L’Union européenne « incapable » de proposer une solution politique
Parmi les obstacles à un règlement du conflit dans le Haut-Karabakh : « C’est un petit peuple qui n’a pas de gaz, donc tout le monde s’en fout », résume Pierre Ouzoulias. Le sénateur communiste explique également le désintérêt des Etats-Unis par leur volonté de « créer un glacis autour de la Russie avec l’Azerbaïdjan. Ils pensent qu’en donnant Artsakh à l’Azerbaïdjan, ils se rangeront de leur côté, mais c’est un leurre ». Bruno Retailleau, comme son collègue communiste, dénonce la position de l’Union Européenne dans ce dossier : « En concluant un accord gazier avec l’Azerbaïdjan, Mme von der Leyen (la présidente de la Commission européenne) a commis une faute politique et une faute morale. C’est aussi une faute vis-à-vis des sanctions européennes contre le gaz russe parce que le gaz azerbaïdjanais vient pour bonne partie de Russie. »
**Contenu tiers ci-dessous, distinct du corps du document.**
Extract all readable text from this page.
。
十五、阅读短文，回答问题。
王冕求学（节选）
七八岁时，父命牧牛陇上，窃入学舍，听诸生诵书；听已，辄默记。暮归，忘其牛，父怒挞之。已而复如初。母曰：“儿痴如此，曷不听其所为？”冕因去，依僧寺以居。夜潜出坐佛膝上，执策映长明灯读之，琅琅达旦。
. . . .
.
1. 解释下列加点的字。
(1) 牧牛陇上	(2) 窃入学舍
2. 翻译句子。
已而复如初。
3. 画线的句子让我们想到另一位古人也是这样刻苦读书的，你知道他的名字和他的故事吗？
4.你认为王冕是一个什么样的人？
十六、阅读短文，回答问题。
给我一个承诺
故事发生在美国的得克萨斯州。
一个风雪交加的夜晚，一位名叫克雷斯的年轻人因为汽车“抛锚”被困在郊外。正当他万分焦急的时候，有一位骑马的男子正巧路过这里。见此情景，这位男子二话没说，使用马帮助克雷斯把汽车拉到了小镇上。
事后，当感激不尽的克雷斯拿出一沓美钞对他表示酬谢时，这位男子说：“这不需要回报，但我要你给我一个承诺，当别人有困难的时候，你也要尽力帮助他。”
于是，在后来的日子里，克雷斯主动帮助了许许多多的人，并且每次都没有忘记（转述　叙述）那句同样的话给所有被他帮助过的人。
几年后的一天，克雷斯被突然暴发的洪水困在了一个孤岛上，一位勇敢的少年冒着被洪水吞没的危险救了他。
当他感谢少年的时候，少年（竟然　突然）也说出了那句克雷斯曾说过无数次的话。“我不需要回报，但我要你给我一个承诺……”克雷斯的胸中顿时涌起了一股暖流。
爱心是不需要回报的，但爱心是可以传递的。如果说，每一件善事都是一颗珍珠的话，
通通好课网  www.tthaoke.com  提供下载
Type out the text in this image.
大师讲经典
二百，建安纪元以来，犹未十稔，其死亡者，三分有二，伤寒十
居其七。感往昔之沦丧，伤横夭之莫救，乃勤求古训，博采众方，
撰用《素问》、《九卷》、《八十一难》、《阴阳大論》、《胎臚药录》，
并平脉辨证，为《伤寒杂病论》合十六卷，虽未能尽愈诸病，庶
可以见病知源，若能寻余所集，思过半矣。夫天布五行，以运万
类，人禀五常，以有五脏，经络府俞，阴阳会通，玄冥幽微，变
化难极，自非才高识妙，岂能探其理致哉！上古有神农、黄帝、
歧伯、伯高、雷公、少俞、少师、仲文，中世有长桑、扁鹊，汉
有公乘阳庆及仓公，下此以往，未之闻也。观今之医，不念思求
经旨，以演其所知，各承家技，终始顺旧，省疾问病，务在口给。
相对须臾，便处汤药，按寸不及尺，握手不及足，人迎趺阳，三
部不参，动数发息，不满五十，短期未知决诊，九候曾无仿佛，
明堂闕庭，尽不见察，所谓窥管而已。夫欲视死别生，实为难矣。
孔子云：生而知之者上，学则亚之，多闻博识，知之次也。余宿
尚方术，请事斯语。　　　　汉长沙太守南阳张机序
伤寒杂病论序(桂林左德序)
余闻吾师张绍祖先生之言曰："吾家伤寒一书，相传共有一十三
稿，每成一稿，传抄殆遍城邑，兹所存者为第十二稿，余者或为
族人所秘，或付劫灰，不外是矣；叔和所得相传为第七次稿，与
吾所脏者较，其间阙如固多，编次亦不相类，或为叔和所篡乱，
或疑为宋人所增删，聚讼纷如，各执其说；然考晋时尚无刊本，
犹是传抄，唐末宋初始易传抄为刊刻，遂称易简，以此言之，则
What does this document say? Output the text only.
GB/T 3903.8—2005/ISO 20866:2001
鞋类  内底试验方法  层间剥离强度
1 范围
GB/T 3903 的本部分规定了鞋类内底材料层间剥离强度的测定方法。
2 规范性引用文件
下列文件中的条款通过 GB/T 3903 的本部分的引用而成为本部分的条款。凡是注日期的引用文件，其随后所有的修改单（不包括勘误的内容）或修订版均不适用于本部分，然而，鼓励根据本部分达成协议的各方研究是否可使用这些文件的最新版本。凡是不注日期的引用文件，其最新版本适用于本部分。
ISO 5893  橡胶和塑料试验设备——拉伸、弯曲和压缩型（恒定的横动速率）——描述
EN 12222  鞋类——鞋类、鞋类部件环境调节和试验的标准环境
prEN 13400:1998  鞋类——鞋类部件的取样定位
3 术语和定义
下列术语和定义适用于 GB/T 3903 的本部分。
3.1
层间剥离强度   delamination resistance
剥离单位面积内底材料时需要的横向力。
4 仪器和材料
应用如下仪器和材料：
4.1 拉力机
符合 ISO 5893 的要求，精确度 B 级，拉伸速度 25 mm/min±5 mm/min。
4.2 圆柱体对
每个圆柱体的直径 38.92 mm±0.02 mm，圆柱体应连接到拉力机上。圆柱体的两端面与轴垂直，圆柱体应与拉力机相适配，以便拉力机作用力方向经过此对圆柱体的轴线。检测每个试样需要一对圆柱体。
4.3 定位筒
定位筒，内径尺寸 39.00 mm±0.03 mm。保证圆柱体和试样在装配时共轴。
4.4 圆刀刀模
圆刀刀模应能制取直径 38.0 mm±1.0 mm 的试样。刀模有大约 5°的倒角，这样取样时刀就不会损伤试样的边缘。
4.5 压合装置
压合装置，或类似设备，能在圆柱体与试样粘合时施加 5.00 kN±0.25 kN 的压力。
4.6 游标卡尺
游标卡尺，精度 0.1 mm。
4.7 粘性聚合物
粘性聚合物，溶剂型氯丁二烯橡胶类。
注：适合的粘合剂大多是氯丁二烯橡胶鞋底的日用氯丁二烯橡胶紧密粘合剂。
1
Si on connaîtra demain le sort réservé aux dix camions escortés par les élus français, Taline Ter Minassian estime que la guerre en Ukraine et le conflit dans le Haut-Karabakh « sont corrélés » et que la résolution du premier ouvrira la possibilité de résoudre le second : « La résolution passe par la Russie parce qu’il faut que le pays ait une marge de manœuvre ». La directrice de l’observatoire des Etats post-soviétique met également en garde contre les initiatives humanitaires : « Elles sont les bienvenues, mais l’Europe a tendance à réduire le problème du Haut-Karabakh au corridor de Latchine. Il ne faut pas réduire la portée du cessez-le-feu du 10 novembre 2020 qui prévoyait bien plus que l’acheminement d’aide humanitaire. » Pour la professeure d’histoire contemporaine de la Russie et du Caucase, « cela montre l’incapacité des Européens à faire prévaloir une solution politique puisqu’en 2020 elle avait été négociée par Poutine. » Après sa discussion avec Nikol Pachinian et Ilham Aliev, Emmanuel Macron a indiqué qu’ils « restent en contact dans les prochains jours ».